Machine tools! The world machine tool industry has gone far ahead. These are the most complex software-controlled systems: from one end you fill in the workpiece - from the other you get the finished product.
- Doesn't it seem that the purchase of machine tools (which was), in a certain large, general sense, is a combination of French and Nizhny Novgorod?
- That's the point! To buy a machine is half the battle. It is necessary to buy factories - a full cycle. And already on their basis, move on, including independently. The Chinese bought a microchip factory a long time ago. We mastered the technology. Yes, 20 years behind. But they have mastered it. Its own industry has appeared. They began to develop it further. From the very beginning, since the 90s, we had to follow this path. And now we would live in a different country.
- And we have again won Marxism. Inside out. The state-oligarchic system, which established new production relations in the new Russia, was unprofitable to modernize production and modernize the country. This system has pumped and is pumping out everything it can from the legacy of the USSR and the deposits of raw materials.
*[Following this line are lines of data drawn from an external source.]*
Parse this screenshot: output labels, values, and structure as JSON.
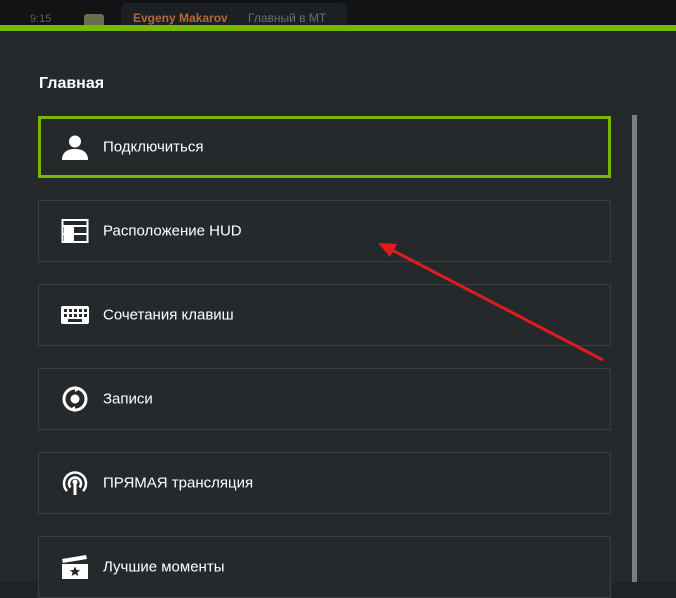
{
  "topbar": {
    "time": "9:15",
    "message_author": "Evgeny Makarov",
    "message_text": "Главный в МТ"
  },
  "section_title": "Главная",
  "menu": [
    {
      "label": "Подключиться",
      "icon": "user-icon",
      "selected": true
    },
    {
      "label": "Расположение HUD",
      "icon": "hud-layout-icon",
      "selected": false
    },
    {
      "label": "Сочетания клавиш",
      "icon": "keyboard-icon",
      "selected": false
    },
    {
      "label": "Записи",
      "icon": "recordings-icon",
      "selected": false
    },
    {
      "label": "ПРЯМАЯ трансляция",
      "icon": "broadcast-icon",
      "selected": false
    },
    {
      "label": "Лучшие моменты",
      "icon": "highlights-icon",
      "selected": false
    }
  ],
  "colors": {
    "accent": "#76b900",
    "panel_bg": "#26292c",
    "item_border": "#3a3e42",
    "annotation_arrow": "#e01b1b",
    "author": "#b06a3c"
  }
}
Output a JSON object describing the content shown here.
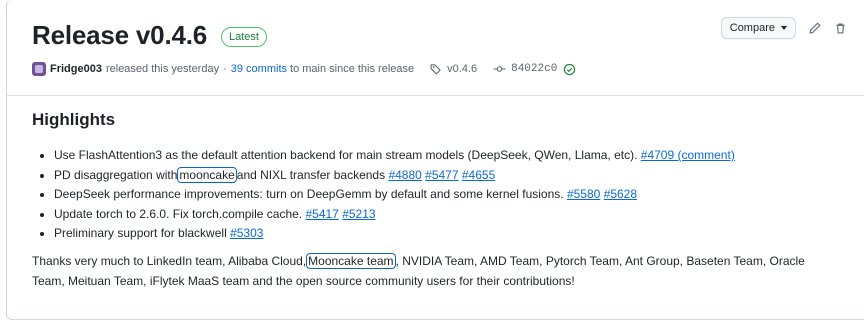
{
  "release": {
    "title": "Release v0.4.6",
    "badge": "Latest",
    "author": "Fridge003",
    "released_text": "released this yesterday",
    "commits_link": "39 commits",
    "commits_suffix": "to main since this release",
    "tag": "v0.4.6",
    "commit_sha": "84022c0"
  },
  "toolbar": {
    "compare_label": "Compare"
  },
  "highlights": {
    "heading": "Highlights",
    "items": [
      {
        "pre": "Use FlashAttention3 as the default attention backend for main stream models (DeepSeek, QWen, Llama, etc).",
        "links": [
          "#4709 (comment)"
        ]
      },
      {
        "pre": "PD disaggregation with",
        "boxed": "mooncake",
        "post": "and NIXL transfer backends",
        "links": [
          "#4880",
          "#5477",
          "#4655"
        ]
      },
      {
        "pre": "DeepSeek performance improvements: turn on DeepGemm by default and some kernel fusions.",
        "links": [
          "#5580",
          "#5628"
        ]
      },
      {
        "pre": "Update torch to 2.6.0. Fix torch.compile cache.",
        "links": [
          "#5417",
          "#5213"
        ]
      },
      {
        "pre": "Preliminary support for blackwell",
        "links": [
          "#5303"
        ]
      }
    ]
  },
  "thanks": {
    "pre": "Thanks very much to LinkedIn team, Alibaba Cloud,",
    "boxed": "Mooncake team",
    "post": ", NVIDIA Team, AMD Team, Pytorch Team, Ant Group, Baseten Team, Oracle Team, Meituan Team, iFlytek MaaS team and the open source community users for their contributions!"
  }
}
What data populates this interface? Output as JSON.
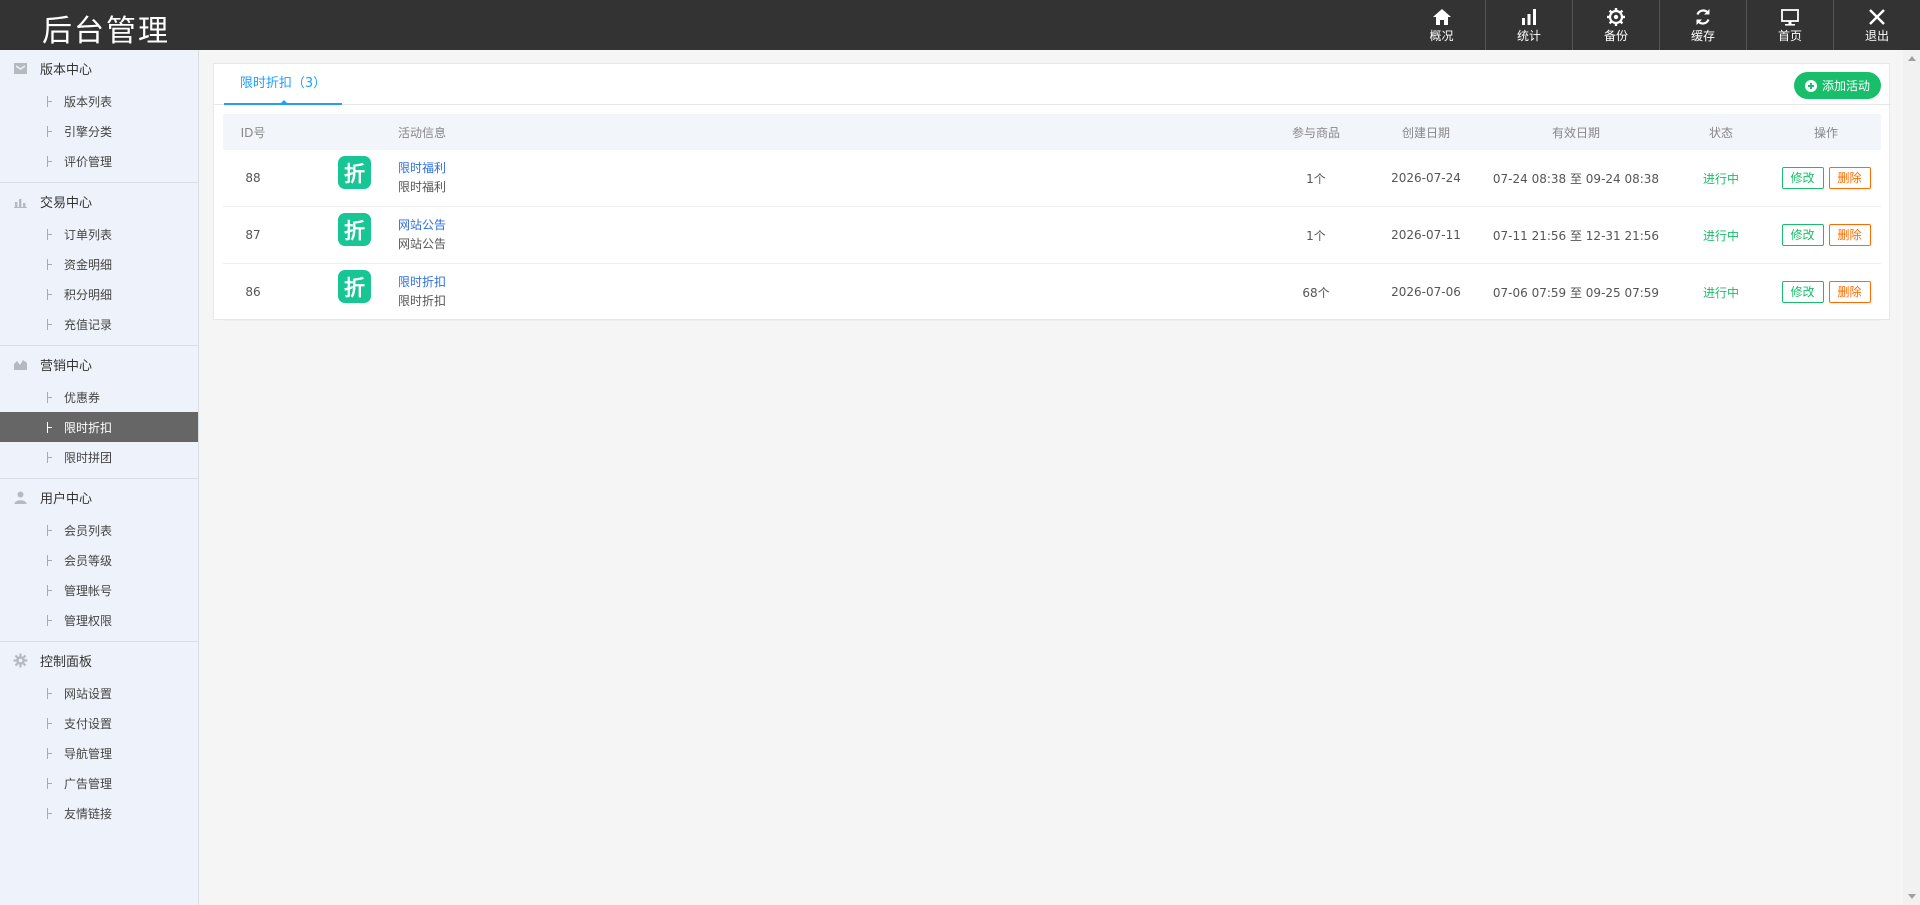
{
  "app": {
    "logo": "后台管理"
  },
  "topnav": [
    {
      "icon": "home-icon",
      "label": "概况"
    },
    {
      "icon": "bar-chart-icon",
      "label": "统计"
    },
    {
      "icon": "gear-icon",
      "label": "备份"
    },
    {
      "icon": "refresh-icon",
      "label": "缓存"
    },
    {
      "icon": "monitor-icon",
      "label": "首页"
    },
    {
      "icon": "close-icon",
      "label": "退出"
    }
  ],
  "sidebar": {
    "groups": [
      {
        "icon": "inbox-icon",
        "title": "版本中心",
        "items": [
          "版本列表",
          "引擎分类",
          "评价管理"
        ]
      },
      {
        "icon": "bar-chart-icon",
        "title": "交易中心",
        "items": [
          "订单列表",
          "资金明细",
          "积分明细",
          "充值记录"
        ]
      },
      {
        "icon": "area-chart-icon",
        "title": "营销中心",
        "items": [
          "优惠券",
          "限时折扣",
          "限时拼团"
        ]
      },
      {
        "icon": "user-icon",
        "title": "用户中心",
        "items": [
          "会员列表",
          "会员等级",
          "管理帐号",
          "管理权限"
        ]
      },
      {
        "icon": "gear-icon",
        "title": "控制面板",
        "items": [
          "网站设置",
          "支付设置",
          "导航管理",
          "广告管理",
          "友情链接"
        ]
      }
    ],
    "active_item": "限时折扣"
  },
  "main": {
    "tab_label": "限时折扣（3）",
    "add_button": "添加活动",
    "columns": [
      "ID号",
      "活动信息",
      "参与商品",
      "创建日期",
      "有效日期",
      "状态",
      "操作"
    ],
    "rows": [
      {
        "id": "88",
        "badge": "折",
        "title": "限时福利",
        "subtitle": "限时福利",
        "goods": "1个",
        "created": "2026-07-24",
        "valid": "07-24 08:38 至 09-24 08:38",
        "status": "进行中",
        "edit": "修改",
        "delete": "删除"
      },
      {
        "id": "87",
        "badge": "折",
        "title": "网站公告",
        "subtitle": "网站公告",
        "goods": "1个",
        "created": "2026-07-11",
        "valid": "07-11 21:56 至 12-31 21:56",
        "status": "进行中",
        "edit": "修改",
        "delete": "删除"
      },
      {
        "id": "86",
        "badge": "折",
        "title": "限时折扣",
        "subtitle": "限时折扣",
        "goods": "68个",
        "created": "2026-07-06",
        "valid": "07-06 07:59 至 09-25 07:59",
        "status": "进行中",
        "edit": "修改",
        "delete": "删除"
      }
    ]
  },
  "colors": {
    "topbar": "#333333",
    "sidebar_bg": "#eef3fb",
    "active_item_bg": "#666666",
    "tab_accent": "#1e9fff",
    "add_button": "#19be6b",
    "status_green": "#19be6b",
    "delete_orange": "#ff6a00",
    "badge_teal": "#17c595"
  }
}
And with the current course of isolation...
- But there is nowhere to go. The world lives with openness and competition. Silicon Valley is considered to be America's "everything." But few people know that the Japanese have long been introduced there. They sell there not even high technologies, but technologies for introducing technologies. Technology is everything! Although corruption decides everything here... Back in 2013, expert on competitive intelligence Yelena Larina said: “The story with Google began in the very center of Silicon Valley - Stanford University. There, students Larry Page and Sergey Brin worked on the Stanford Digital Library Project. The library needed a search engine. The project was funded by the National Science Foundation (by status - the US Federal Agency, closely associated with the intelligence community and the Pentagon). The first $ 100,000 for Google for the two students came from Andy Bechtolsheim, a contractor for a number of projects funded by the Pentagon's Defense Advanced Technologies Agency (DARPA). In the mid-90s, the company's leaders came to Russia to create the "Silicon Taiga" on the basis of the universities of Novosibirsk or Tomsk. Seeing that everyone in "Taiga" is only interested in cutting the former Soviet property, after a year of torment they returned to America..."
- What to do and how to be globally? At the annual April conference of the National Research University Higher School of Economics, it was said directly: Russia is at a “fundamental fork” and is in danger of “falling behind forever” from countries developing advanced production technologies.
- There is only one way. It has already been tested by several countries, including China. And not only China. Closed systems are doomed to degradation. But, I repeat, it is far and not only about technologies. Until there is a political and public verdict on changing the direction of development, all attempts to solve problems by technical means, suggesting, for example, some new technologies, are obviously futile.